Last sentence above is wrong for some of the files. Top-level directories contain files with total metrics of all threads in the process. Say, CPU time fields in /proc/{id}/stat contain the sum of corresponding CPU time fields in all threads of the process, no matter if the id belongs to a process or a thread. Whereas nested directories, with files like /proc/{tgid}/task/{pid}/stat, contain thread-specific information in some fields (see Tasks). This shell command can be used to examine the difference:

procpath query --procfs-target thread -f stat,status \
    '$..children[?(@.status.pid != @.status.tgid)]' \
    'SELECT status_tgid, status_pid FROM record' \
  | pyfil -j 'iter(f"ccdiff /proc/{p.status_pid}/stat \
    /proc/{p.status_tgid}/task/{p.status_pid}/stat" for p in j)' \
  | xargs -n3 -i -- sh -xc {}

However, the volume of Procfs data to read, process and store might increase 10-fold, which demanded some optimisations in the version 1.13, while keeping the same data processing pipeline and flat record table with original data.
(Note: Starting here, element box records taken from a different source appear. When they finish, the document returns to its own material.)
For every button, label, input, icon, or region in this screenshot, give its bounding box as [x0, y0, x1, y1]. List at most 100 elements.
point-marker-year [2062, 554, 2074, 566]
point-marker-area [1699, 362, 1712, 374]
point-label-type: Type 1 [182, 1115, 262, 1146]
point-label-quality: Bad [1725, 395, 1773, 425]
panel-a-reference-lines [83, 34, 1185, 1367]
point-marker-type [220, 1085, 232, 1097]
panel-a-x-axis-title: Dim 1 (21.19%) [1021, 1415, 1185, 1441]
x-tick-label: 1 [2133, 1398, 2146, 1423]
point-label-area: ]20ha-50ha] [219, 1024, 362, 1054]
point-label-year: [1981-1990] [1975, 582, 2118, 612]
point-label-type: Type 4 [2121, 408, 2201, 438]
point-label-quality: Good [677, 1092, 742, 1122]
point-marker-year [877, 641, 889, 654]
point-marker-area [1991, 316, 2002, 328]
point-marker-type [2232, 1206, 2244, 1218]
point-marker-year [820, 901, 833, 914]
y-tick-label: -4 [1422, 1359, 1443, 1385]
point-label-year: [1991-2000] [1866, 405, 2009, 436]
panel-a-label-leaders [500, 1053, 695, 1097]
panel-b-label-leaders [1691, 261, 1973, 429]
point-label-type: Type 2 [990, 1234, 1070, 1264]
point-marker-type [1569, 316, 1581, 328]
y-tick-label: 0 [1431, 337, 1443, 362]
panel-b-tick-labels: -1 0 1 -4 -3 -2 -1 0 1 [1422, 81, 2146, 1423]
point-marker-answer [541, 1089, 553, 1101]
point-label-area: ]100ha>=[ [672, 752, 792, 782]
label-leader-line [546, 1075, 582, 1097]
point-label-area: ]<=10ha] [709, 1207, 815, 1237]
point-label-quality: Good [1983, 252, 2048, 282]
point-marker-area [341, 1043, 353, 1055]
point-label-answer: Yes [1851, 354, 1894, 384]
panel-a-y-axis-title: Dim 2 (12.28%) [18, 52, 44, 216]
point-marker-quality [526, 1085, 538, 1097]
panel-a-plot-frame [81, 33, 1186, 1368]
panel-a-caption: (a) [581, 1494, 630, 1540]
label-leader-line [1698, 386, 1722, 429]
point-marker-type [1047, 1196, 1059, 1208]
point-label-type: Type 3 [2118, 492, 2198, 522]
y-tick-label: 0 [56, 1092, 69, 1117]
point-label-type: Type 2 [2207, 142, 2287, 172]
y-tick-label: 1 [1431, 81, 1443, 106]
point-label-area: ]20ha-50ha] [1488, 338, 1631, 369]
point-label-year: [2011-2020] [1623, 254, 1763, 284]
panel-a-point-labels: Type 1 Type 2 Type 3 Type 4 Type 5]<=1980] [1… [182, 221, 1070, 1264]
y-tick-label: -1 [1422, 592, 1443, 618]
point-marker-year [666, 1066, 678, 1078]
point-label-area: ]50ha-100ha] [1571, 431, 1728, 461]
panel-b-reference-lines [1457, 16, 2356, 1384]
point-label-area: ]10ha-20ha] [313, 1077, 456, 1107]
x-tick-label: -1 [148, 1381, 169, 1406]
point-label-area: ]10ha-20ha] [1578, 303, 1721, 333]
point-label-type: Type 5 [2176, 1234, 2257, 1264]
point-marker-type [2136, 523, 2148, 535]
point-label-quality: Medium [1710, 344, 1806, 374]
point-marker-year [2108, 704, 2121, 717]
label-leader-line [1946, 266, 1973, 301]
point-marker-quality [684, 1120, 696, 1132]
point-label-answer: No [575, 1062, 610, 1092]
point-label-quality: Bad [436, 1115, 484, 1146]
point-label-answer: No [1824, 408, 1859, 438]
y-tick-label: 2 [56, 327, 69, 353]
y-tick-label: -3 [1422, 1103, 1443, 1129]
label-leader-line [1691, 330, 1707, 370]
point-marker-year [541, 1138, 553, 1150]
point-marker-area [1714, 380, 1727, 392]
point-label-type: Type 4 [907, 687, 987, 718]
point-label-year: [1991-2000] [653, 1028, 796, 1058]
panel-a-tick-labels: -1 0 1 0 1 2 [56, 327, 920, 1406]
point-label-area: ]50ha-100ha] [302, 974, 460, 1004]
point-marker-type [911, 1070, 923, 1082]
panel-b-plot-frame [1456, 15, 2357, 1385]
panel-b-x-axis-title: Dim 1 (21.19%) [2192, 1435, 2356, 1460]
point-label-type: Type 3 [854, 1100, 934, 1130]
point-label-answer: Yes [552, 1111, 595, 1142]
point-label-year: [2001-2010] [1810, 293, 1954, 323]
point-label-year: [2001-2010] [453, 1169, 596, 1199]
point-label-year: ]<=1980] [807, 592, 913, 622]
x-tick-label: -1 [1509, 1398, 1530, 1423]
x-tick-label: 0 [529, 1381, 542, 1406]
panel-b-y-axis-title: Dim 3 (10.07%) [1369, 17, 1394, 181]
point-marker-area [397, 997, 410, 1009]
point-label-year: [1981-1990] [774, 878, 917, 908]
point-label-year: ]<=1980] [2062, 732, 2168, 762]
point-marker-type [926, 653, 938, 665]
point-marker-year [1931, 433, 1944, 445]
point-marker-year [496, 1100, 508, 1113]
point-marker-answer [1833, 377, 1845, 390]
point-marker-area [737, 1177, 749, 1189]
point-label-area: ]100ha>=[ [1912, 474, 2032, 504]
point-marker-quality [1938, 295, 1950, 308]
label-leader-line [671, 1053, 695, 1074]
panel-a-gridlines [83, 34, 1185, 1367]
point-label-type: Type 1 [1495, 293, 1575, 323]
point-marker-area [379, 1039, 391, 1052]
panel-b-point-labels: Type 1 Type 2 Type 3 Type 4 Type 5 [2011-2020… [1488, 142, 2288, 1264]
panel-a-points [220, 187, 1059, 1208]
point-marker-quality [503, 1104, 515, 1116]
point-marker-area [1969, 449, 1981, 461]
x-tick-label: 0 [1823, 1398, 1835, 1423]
$ ls /proc/*/task/*/stat | wc -l
3020
$ ls /proc/*/task/*/stat \
  | sudo /usr/bin/time --verbose xargs -n1 -- cat 2>&1 >/dev/null \
  | grep time
Command being timed: "xargs -n1 -- cat"
User time (seconds): 2.22
System time (seconds): 0.78
Elapsed (wall clock) time (h:mm:ss or m:ss): 0:02.97

$ ls /proc/*/task/*/smaps_rollup | wc -l
3018
$ ls /proc/*/task/*/smaps_rollup \
  | sudo /usr/bin/time --verbose xargs -n1 -- cat 2>&1 >/dev/null \
  | grep time
Command being timed: "xargs -n1 -- cat"
User time (seconds): 2.01
System time (seconds): 18.04
Elapsed (wall clock) time (h:mm:ss or m:ss): 0:20.18

The above highlights that aggregated metrics files are computationally intensive even at the Kernel’s side per thread, but may give not additional information. I.e. smaps_rollup is the same across all threads, and should rather be collected for the process.